Smitherman emphasized that the city is in good financial condition, and said that the city’s reserves, including the fund balance and the Birmingham Fund, total $160 million. In addition, the city has $41 million in a fund for the city’s debt service.
Smitherman also said that a task force has been assembled to examine the city’s current financial state and analyze the budget process. That task for will include local business leaders John McMahon, Hobby Presley, David Corbin and Doug Turner, along with the Birmingham Business Alliance. Smitherman has requested that the task force prepare an initial report by next week.
During a press conference in Langford’s former office, the acting mayor was asked if Sayler told Langford of the budget shortfall. According to Sayler, members of the former mayor’s staff were told of the $20 million budget shortfalls, though Smitherman said the staff denies they were told. When asked who Sayler allegedly told about the budget problems, Smitherman said Sayler indicated that Langford Chief of Staff Deborah Vance-Bowie, whom Smitherman retained, was told.
Vance-Bowie, who was present at the press conference, said that in the weeks leading up to Langford’s trial, items listed on the budget report drew their funding from fund balance.
“The problem with that is that every week the mayor’s office is put in the position of presenting to council that we have to keep going into fund balance,” Vance-Bowie said. “So I started asking questions.”
According to Vance-Bowie, she requested a full report on underfunded items in the budget from the finance department. She received that report on the Thursday before Langford’s trial began, and it said that $20 million items were not funded.
Asked if this was surprising to her, Vance-Bowie said, “That would be an understatement. It was shocking.”

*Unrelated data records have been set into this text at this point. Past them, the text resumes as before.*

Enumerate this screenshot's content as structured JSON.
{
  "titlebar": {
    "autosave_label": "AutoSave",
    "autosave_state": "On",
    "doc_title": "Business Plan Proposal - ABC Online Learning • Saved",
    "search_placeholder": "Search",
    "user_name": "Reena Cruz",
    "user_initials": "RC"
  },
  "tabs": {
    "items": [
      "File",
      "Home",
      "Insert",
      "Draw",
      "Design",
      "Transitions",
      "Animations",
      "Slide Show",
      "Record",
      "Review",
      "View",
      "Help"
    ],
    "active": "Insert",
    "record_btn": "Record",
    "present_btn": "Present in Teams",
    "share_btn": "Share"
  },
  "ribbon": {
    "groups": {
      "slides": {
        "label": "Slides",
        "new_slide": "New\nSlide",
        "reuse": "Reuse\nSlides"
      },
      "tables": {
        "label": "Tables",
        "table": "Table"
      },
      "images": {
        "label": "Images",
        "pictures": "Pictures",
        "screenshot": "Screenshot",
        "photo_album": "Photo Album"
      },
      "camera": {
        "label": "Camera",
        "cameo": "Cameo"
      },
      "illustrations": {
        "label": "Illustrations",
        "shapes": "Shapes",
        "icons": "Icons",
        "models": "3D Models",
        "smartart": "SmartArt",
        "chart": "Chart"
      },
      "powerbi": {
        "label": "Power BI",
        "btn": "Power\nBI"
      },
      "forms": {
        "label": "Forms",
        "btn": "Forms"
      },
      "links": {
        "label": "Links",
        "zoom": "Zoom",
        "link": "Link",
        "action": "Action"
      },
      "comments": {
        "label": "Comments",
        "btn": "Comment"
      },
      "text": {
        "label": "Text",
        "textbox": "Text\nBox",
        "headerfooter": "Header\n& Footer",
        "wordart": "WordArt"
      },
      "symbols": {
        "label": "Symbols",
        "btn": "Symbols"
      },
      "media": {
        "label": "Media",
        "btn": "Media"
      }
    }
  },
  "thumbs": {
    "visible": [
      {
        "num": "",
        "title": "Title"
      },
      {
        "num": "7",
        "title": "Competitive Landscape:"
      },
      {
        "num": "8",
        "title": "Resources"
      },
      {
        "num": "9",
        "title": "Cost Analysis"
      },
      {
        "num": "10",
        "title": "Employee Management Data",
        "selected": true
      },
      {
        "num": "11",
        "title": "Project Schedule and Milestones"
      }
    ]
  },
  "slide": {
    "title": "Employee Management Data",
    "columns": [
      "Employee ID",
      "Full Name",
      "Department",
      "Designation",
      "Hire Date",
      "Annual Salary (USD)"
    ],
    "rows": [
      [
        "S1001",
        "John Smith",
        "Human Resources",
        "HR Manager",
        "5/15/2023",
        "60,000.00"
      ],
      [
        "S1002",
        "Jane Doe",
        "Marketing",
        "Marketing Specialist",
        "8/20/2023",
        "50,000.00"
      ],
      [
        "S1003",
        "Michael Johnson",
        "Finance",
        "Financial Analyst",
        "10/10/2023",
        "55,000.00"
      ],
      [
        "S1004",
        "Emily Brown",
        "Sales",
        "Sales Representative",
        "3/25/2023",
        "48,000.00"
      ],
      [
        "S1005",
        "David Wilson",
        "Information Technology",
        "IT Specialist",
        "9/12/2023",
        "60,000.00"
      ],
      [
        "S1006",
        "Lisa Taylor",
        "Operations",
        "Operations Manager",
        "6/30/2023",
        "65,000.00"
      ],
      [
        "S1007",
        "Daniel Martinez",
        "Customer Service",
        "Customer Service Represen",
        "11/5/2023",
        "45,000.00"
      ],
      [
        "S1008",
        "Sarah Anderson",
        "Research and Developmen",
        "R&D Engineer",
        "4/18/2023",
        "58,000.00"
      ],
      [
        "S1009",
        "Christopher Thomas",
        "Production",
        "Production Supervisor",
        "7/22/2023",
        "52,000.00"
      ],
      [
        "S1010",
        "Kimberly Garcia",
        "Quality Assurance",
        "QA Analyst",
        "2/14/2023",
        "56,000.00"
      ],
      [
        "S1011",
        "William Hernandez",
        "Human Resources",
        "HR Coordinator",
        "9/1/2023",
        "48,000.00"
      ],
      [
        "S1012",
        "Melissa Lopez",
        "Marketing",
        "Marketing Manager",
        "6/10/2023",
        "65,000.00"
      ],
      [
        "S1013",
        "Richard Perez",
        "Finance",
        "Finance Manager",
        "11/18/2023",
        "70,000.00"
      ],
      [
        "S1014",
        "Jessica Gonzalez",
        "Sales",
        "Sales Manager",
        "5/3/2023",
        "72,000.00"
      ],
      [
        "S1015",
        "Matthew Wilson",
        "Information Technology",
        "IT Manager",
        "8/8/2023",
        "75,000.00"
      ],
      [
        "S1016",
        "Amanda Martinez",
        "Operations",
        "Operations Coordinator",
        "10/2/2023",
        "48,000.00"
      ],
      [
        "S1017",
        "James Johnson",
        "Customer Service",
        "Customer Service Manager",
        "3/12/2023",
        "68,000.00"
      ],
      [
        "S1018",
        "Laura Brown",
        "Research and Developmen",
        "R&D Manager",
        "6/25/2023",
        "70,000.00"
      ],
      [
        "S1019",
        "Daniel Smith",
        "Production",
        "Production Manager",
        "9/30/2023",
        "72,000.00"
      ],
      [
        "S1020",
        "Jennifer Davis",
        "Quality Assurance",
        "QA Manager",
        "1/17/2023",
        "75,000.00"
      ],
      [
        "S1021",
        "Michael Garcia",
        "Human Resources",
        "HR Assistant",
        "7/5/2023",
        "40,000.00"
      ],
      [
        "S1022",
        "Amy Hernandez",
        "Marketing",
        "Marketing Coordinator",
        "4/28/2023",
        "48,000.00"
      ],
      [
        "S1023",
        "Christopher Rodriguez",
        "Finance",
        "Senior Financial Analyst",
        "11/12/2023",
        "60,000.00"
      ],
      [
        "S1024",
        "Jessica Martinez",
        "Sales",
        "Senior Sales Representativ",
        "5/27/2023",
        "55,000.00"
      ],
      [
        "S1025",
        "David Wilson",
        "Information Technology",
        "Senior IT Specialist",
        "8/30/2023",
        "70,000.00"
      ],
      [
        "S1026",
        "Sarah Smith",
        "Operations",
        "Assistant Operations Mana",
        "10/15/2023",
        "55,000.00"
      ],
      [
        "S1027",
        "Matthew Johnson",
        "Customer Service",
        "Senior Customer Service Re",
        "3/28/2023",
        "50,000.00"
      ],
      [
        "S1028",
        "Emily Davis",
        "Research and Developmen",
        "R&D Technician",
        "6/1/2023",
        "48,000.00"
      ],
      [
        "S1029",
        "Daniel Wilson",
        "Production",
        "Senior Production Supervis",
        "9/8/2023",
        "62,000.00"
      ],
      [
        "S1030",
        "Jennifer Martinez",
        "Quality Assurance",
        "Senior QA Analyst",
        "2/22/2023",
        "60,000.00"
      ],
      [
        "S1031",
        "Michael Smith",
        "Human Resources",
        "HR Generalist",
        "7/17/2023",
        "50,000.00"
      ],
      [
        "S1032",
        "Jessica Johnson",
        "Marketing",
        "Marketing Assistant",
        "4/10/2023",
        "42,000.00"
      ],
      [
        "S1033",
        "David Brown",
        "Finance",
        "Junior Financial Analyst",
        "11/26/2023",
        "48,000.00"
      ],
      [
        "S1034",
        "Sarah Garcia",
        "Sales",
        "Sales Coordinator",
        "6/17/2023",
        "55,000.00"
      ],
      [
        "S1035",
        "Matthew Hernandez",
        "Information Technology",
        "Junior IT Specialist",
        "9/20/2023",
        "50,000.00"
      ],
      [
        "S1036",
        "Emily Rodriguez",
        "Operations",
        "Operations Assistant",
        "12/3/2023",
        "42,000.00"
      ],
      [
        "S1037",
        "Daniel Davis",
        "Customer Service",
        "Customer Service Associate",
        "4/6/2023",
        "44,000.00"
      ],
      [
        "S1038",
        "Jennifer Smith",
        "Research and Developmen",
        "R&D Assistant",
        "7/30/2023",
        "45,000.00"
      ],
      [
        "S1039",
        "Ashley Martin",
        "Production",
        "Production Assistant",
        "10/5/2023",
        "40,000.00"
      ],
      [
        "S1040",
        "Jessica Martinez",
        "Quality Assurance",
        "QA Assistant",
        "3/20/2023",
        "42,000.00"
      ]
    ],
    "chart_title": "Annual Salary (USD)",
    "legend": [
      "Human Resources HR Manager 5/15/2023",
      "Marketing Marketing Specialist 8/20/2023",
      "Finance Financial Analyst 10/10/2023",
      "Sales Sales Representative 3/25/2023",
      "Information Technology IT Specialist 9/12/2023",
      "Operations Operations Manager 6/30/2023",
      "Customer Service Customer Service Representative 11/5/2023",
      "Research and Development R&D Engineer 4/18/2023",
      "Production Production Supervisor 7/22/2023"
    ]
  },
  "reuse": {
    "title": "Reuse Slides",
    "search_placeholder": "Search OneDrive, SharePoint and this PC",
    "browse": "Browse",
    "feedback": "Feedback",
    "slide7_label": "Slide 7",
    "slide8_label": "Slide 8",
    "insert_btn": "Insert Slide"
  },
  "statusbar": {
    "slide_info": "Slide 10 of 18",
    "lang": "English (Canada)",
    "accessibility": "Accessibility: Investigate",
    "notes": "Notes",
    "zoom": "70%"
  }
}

“I knew some things,” Vance-Bowie said. “You know, Steve [Sayler] had mentioned to us, by us I mean the mayor’s staff, that there were some—hey I’m going to take everything back to FY 08. If I do that, keep in mind that there might be a few things here or there that were not funded. So I expected a few things.”
She was not prepared for such a large figure, she said. When asked if Langford seem surprised when he was informed of the budget shortfall, Vance-Bowie said no.
“I’d be speculating, but I’d say [Langford] wasn’t surprised because he had his own private frustrations leading up to that point, and they were mostly communication issues,” Vance-Bowie said. “I think he was surprised at the number, yes, but I don’t think he was surprised that there was a discrepancy.”
Smitherman reiterated that the city is on sound financial footing, and that transparency about the city’s finances is a priority for her.
“As this information is revealed to me, I’m going to immediately put it into the public realm,” Smitherman said. “Good or bad, it is what it is. We have a problem, it’s just been discovered and we are ready to proceed, whatever it takes.”